If these neurobiologists are correct, and they have a persuasive case, the fundamental dichotomy in human behaviour and experience that I noted in the Preface – rational and non-rational beliefs and actions – will not go away in the foreseeable future. A prisoner who escapes from Socrates’s cave encounters disbelief on his return. We are still a species in transition. But the neurology of mystical experiences and their persistence from the Upper Palaeolithic to the present, like the demise of Upper Palaeolithic art itself, are topics that lie beyond the scope of this book.

And yet…Who would wish to deny the wonder of Upper Palaeolithic art, Wordsworth’s seeing ‘into the life of things’, the great music that religious devotion (and a good deal of cerebral activity as well) inspired in Bach, John Donne’s wrestling with the ineffable, or a Miserere in the soaring acoustic of King’s College chapel? If we dismiss such things as merely the functioning of the brain, are we in danger of losing something supremely valuable? Perhaps we should distinguish between, on the one hand, Wordsworth’s pantheism and Donne’s intellectual devotion and, on the other, the terrible belief that God is speaking directly to us and telling us not only how to order our own lives but also to impose that order on others’ lives. What is in our heads is in our heads, not located beyond us. That is the crux of the matter, and it does not diminish Bach, Shakespeare, Donne and Wordsworth.

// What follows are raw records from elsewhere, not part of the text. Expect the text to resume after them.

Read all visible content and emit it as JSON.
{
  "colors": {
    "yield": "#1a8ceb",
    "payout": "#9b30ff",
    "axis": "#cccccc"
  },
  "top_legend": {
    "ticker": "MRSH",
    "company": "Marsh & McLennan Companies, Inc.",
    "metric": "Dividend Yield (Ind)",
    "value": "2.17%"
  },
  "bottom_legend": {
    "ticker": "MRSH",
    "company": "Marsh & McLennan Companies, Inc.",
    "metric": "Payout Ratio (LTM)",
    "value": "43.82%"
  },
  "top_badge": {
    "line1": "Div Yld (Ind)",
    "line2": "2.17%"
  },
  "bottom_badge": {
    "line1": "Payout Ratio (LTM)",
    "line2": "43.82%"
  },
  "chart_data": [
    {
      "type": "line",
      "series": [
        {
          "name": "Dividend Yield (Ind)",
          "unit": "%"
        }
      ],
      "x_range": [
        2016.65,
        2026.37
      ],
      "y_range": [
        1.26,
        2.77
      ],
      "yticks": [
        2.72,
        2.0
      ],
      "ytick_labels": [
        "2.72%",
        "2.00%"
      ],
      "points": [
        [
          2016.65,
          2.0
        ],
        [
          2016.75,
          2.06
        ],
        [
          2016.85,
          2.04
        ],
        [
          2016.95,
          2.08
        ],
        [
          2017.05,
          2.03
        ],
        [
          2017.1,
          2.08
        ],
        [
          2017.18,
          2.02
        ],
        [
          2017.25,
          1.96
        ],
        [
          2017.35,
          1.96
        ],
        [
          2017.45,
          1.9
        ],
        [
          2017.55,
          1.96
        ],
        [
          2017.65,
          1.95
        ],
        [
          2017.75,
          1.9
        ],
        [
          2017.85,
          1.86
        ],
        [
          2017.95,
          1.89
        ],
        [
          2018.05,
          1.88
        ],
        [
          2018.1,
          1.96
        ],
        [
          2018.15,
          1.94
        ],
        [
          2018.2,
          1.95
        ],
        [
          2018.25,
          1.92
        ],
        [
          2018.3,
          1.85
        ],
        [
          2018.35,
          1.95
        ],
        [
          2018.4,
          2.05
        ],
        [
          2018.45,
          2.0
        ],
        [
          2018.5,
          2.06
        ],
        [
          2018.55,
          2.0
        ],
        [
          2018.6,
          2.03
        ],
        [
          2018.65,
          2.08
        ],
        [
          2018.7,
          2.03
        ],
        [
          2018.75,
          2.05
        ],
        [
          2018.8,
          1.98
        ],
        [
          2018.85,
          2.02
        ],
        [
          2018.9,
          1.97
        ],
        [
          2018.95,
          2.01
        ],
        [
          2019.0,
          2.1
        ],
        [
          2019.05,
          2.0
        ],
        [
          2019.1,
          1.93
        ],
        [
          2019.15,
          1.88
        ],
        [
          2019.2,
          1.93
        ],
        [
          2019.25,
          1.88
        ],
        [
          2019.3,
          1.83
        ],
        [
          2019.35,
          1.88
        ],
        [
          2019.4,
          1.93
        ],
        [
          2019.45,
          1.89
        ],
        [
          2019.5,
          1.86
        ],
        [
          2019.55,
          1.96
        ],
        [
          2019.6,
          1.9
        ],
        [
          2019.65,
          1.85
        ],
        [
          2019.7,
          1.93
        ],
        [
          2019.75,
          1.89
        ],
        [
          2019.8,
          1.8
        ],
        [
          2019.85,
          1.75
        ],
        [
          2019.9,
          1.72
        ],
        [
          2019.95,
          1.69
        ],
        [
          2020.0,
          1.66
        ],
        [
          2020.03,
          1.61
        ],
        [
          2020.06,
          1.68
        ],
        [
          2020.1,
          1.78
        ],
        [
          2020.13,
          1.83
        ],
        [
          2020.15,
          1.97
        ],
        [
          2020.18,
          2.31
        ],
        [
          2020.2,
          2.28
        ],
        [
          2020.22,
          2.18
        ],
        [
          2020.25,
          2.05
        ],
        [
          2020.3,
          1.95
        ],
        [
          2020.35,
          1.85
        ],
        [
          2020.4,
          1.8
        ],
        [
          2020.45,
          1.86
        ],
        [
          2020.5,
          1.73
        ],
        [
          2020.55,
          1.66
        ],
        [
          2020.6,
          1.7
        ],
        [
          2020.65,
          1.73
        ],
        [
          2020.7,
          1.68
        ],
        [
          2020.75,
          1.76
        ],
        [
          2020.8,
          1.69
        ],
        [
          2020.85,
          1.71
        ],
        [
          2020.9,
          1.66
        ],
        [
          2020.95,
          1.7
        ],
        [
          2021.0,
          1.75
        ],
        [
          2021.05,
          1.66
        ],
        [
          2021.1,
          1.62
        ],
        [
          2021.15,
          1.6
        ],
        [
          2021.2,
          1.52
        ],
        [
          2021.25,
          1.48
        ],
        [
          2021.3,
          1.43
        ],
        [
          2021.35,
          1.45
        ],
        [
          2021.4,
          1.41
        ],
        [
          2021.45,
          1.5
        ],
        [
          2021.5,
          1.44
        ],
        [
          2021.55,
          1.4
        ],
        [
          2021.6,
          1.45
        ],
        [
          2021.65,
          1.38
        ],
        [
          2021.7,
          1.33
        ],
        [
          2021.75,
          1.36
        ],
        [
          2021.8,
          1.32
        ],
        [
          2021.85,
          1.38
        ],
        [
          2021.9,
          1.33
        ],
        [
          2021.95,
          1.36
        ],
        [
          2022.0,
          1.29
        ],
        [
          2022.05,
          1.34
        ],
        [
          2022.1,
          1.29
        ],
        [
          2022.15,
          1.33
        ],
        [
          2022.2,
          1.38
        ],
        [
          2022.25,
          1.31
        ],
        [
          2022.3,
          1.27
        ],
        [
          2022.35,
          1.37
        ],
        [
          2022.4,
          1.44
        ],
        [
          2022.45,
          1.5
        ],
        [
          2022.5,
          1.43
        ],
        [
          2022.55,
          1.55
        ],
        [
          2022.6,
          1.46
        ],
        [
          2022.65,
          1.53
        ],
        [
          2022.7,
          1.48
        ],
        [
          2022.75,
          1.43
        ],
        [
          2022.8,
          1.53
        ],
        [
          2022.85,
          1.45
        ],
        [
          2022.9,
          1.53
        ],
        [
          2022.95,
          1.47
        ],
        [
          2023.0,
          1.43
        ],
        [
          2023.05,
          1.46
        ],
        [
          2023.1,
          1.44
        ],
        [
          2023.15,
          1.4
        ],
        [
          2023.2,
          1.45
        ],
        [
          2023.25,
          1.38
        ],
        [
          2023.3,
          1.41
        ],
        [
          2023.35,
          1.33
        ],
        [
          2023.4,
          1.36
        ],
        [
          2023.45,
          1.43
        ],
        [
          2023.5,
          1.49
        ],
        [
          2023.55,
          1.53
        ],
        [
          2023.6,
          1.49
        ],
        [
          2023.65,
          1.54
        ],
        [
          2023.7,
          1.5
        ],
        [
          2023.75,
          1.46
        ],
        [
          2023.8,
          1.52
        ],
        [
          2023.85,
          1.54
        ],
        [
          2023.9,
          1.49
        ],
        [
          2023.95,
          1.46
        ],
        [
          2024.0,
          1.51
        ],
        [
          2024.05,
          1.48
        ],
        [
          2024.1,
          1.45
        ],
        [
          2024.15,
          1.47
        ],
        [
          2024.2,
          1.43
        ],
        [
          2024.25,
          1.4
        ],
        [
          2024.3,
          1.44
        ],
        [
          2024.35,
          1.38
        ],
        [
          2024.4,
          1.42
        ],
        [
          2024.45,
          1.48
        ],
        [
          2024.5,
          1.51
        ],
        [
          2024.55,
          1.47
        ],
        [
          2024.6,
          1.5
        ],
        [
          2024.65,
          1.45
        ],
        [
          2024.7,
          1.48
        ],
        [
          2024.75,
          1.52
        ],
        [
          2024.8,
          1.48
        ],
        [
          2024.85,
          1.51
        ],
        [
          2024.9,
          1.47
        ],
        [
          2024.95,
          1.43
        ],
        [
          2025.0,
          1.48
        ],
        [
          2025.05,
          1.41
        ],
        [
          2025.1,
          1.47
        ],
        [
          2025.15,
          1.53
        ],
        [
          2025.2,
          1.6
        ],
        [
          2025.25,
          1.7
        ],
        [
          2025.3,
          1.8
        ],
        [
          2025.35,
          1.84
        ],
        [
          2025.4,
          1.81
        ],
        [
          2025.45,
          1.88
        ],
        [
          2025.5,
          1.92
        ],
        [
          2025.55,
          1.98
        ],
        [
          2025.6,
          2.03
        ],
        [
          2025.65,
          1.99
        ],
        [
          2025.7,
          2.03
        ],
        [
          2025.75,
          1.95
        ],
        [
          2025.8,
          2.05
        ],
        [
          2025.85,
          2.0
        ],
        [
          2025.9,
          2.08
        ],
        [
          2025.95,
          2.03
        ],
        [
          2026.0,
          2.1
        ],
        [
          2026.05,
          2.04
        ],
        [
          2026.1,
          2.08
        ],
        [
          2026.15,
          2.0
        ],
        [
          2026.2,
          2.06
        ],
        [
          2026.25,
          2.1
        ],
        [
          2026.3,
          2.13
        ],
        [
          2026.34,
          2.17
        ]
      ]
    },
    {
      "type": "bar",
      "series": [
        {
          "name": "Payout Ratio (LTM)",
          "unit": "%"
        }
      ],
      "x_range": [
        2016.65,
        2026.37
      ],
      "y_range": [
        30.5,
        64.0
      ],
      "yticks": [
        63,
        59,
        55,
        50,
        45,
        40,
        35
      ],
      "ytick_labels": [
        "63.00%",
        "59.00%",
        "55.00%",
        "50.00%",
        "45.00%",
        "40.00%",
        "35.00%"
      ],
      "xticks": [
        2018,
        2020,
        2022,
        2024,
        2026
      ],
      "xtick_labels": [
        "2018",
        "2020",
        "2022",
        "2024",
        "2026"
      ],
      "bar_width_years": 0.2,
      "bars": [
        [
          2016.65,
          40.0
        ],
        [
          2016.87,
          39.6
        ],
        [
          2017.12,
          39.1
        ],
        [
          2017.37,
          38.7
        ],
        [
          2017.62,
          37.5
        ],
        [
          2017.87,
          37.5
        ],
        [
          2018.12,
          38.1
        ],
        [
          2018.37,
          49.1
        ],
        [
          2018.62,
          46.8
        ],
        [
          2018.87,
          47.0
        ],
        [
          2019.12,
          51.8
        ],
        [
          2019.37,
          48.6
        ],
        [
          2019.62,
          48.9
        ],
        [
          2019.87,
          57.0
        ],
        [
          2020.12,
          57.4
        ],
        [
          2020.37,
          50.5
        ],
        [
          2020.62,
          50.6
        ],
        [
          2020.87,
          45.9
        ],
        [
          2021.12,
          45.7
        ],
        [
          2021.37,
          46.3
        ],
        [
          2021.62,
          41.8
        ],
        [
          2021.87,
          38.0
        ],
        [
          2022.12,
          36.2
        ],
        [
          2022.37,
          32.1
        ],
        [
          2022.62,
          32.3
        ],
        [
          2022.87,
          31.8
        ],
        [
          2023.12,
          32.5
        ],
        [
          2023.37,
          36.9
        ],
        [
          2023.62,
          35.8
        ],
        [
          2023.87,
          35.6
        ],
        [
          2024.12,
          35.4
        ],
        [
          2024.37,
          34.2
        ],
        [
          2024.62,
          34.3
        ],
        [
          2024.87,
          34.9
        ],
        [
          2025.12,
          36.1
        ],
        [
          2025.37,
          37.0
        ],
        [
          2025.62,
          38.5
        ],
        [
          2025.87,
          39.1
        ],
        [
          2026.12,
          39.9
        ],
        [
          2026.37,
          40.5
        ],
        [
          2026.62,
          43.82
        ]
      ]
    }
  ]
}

But the exaltation that those great creators excite in us does not justify mystical atavism. Shamanism and visions of a bizarre spirit realm may have worked in hunter-gatherer communities and even have produced great art; it does not follow that they will work in the present-day world or that we should today believe in personal spirit animal guides and subterranean worlds. We can catch our breath when we walk into the Hall of the Bulls without wishing to recapture and submit to the religious beliefs and regimen that produced them.